Fridolin was chosen to stay on as co-leader of the Greens, the junior partner of the Social Democrat-led coalition government, with 200 out of 271 votes. Lövin meanwhile was voted in by 229 votes.
The party's annual conference comes just days after Fridolin's now former colleague Environment Minister Åsa Romson confirmed she would be stepping down, following a nominating committee's decision to replace her at the helm of the party with Lövin, who is the Minister for International Development Cooperation.
Romson took to the stage on Friday morning to address the audience in her farewell speech.
“It's been fun to no end to help make the Green Party's environment policies a reality. It would have been fun to continue and it is always difficult to feel that you're not needed. But it will never compromise the pride I feel about this,” she said.
Her ousting was sparked by a stressful few weeks for the Greens. In mid-April it emerged that their then housing minister, Mehmet Kaplan, had kept company with Turkish extremists. A clip was subsequently unearthed of Kaplan comparing Israel to Nazi Germany, resulting in his resignation.
The turmoil didn’t stop there. Next to resign was Yasri Khan, who left the party after controversy broke out when he refused to shake a female journalist’s hand.
Another gaffe soon followed when co-leader Romson mistakenly referred to the 9/11 terrorist attacks as “accidents”.
The party's annual conference got off to a rocky start on Friday, after red paint designed to look like fake blood as well as pictures of crumbling buildings were left outside the central Karlstad building over Thursday night.
“There were pictures of explosions and things like that (…) some kind of red paint that we suspect is supposed to represent blood, which has been poured over a two by two metre area,” Värmland Police duty officer Morgan Connedal told Aftonbladet.
“We are treating it as illegal hate against a group. It’s a serious offence,” he added.
Despite the heightened tension and apparent threat towards the party’s gathering this weekend, Green Party security chief Agnetha Boström insisted it would still take place as scheduled.
“The congress will go ahead as planned,” she told Aftonbladet. “We’re letting the police deal with it. We’re aware of what happened.”

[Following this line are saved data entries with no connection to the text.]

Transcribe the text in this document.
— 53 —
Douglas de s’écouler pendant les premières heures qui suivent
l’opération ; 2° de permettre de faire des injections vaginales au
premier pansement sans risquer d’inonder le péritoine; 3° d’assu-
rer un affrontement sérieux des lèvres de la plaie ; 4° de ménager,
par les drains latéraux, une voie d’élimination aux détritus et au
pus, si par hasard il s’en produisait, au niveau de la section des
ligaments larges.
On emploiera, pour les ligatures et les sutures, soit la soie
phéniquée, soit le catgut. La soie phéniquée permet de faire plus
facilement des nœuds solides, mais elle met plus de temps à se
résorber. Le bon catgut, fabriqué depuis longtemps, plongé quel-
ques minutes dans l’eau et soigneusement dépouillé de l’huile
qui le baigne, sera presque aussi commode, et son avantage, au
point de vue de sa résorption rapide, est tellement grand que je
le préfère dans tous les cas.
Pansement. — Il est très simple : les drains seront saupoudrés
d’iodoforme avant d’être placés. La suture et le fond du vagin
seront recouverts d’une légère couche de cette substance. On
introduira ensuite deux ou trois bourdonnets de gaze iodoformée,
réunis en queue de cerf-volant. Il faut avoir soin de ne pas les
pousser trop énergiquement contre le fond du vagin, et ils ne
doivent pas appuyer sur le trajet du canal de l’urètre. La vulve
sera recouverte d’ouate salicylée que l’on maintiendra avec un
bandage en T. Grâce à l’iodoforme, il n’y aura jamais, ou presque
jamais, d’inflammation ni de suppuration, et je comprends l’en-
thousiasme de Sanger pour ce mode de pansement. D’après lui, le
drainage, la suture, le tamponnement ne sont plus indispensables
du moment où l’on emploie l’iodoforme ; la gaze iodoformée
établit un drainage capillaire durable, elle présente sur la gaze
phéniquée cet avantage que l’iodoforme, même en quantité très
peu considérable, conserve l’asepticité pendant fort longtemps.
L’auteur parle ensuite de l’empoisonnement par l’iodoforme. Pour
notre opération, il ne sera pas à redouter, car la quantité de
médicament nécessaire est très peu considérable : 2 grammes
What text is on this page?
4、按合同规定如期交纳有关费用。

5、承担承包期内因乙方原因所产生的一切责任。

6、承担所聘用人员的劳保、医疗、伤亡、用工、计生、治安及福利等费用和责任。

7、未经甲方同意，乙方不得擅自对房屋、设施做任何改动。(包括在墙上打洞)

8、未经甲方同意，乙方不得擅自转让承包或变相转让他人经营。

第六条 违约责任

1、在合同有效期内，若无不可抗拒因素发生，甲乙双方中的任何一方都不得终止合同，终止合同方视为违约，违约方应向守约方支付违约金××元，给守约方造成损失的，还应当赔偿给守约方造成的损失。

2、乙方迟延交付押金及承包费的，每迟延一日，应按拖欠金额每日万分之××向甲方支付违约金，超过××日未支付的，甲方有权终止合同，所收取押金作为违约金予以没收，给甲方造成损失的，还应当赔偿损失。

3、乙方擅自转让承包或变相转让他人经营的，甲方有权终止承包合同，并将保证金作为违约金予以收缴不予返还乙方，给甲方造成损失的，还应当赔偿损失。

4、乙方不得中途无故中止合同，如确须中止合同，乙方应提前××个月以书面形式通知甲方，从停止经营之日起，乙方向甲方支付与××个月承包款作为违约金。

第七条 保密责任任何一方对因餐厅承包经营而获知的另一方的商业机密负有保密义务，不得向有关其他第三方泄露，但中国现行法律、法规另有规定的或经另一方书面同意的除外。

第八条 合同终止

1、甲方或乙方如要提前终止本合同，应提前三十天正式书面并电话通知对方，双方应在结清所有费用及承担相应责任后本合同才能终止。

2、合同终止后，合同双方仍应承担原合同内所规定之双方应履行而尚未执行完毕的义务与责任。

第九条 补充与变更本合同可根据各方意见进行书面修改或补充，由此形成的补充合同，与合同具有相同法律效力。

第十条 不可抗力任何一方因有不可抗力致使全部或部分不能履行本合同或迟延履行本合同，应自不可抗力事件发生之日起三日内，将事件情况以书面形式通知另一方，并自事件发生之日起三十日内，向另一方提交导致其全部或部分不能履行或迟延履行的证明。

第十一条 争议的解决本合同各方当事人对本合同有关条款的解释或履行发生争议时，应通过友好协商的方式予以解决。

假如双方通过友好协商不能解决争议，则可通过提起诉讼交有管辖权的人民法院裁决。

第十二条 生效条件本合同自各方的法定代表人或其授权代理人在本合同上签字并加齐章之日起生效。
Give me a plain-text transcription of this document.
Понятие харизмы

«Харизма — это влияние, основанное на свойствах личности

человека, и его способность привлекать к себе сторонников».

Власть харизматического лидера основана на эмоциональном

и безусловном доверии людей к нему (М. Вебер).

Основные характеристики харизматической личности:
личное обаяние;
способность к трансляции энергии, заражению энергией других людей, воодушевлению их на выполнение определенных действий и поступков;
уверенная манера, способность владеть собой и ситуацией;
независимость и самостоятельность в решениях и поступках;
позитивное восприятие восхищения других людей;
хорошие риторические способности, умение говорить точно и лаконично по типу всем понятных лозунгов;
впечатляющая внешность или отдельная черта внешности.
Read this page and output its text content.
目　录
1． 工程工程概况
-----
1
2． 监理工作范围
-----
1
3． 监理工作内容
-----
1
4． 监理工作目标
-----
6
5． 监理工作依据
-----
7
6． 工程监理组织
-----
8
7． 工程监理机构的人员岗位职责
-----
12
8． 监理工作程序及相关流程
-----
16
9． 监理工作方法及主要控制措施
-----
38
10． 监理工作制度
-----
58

Later on Friday, the Communist Party in Sweden, which is not represented in parliament, claimed responsibility in an interview with the newspaper Proletären. Its chairman said it had not been intended as a threat, but rather a protest against Sweden moving closer to Nato and the use of Jas Gripen jets in Libya in 2011.
“We have understood through other media that it has been perceived as a threat. No one has any reason to feel threatened. I don't know if the journalists have seen the flyers or are just using second-hand information. We thought it was really clear that the flyers were about Nato and Libya, and definitely weren't a threat,” said Anders Wiklund.